Douglas A. McIntyre is the co-founder, chief executive officer and editor in chief of 24/7 Wall St. and 24/7 Tempo. He has held these jobs since 2006.

McIntyre has written thousands of articles for 24/7 Wall St. He is an expert on corporate finance, the automotive industry, media companies and international finance. He has edited articles on national demographics, sports, personal income and travel.

His work has been quoted or mentioned in The New York Times, The Wall Street Journal, Los Angeles Times, The Washington Post, NBC News, Time, The New Yorker, HuffPost USA Today, Business Insider, Yahoo, AOL, MarketWatch, The Atlantic, Bloomberg, New York Post, Chicago Tribune, Forbes, The Guardian and many other major publications.

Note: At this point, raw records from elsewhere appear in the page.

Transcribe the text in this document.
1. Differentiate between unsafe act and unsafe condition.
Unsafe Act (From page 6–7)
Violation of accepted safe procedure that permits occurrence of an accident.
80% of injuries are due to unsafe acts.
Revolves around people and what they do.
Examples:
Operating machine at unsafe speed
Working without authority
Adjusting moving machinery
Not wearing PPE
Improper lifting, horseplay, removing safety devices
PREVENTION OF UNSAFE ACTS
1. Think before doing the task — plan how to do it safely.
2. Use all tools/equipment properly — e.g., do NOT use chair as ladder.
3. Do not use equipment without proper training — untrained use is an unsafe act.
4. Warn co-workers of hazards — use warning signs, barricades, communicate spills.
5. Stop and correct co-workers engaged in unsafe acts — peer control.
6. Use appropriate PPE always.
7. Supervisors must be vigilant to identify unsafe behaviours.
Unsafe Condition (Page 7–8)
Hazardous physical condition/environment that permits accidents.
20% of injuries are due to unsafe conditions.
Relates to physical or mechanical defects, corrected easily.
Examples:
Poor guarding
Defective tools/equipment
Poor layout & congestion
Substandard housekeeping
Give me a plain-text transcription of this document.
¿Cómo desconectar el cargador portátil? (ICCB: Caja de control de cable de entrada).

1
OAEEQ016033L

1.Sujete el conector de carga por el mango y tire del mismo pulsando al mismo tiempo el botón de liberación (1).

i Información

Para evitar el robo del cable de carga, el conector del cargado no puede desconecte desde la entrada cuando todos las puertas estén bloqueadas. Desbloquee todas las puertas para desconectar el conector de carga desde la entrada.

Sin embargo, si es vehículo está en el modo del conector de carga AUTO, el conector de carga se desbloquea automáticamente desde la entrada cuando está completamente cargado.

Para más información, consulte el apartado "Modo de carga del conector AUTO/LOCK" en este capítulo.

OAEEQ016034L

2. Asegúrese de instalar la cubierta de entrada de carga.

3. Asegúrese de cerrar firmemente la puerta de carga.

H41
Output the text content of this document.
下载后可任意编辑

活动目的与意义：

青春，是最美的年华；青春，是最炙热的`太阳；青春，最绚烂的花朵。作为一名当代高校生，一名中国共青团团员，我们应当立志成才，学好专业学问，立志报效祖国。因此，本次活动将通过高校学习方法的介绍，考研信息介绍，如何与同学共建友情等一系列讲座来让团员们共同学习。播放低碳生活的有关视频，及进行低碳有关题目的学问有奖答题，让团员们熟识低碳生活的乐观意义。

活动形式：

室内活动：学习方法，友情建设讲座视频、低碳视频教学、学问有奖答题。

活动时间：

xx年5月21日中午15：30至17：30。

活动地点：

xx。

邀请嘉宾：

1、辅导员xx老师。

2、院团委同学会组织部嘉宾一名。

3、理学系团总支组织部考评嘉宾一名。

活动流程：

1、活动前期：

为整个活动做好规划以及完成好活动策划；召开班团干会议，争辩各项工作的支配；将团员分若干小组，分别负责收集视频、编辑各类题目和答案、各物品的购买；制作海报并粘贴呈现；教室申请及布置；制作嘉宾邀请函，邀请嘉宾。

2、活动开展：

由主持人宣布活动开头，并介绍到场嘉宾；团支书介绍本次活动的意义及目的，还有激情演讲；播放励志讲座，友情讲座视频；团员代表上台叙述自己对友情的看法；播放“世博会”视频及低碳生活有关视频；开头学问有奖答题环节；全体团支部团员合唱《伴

McIntyre has been a guest on CNBC, the BBC and television and radio stations across the country.

A magna cum laude graduate of Harvard College, McIntyre also was president of The Harvard Advocate. Founded in 1866, the Advocate is the oldest college publication in the United States.

TheStreet.com, Comps.com and Edgar Online are some of the public companies for which McIntyre served on the board of directors. He was a Vicinity Corporation board member when the company was sold to Microsoft in 2002. He served on the audit committees of some of these companies.

McIntyre has been the CEO of FutureSource, a provider of trading terminals and news to commodities and futures traders. He was president of Switchboard, the online phone directory company. He served as chairman and CEO of On2 Technologies, the video compression company that provided video compression software for Adobe’s Flash. Google bought On2 in 2009.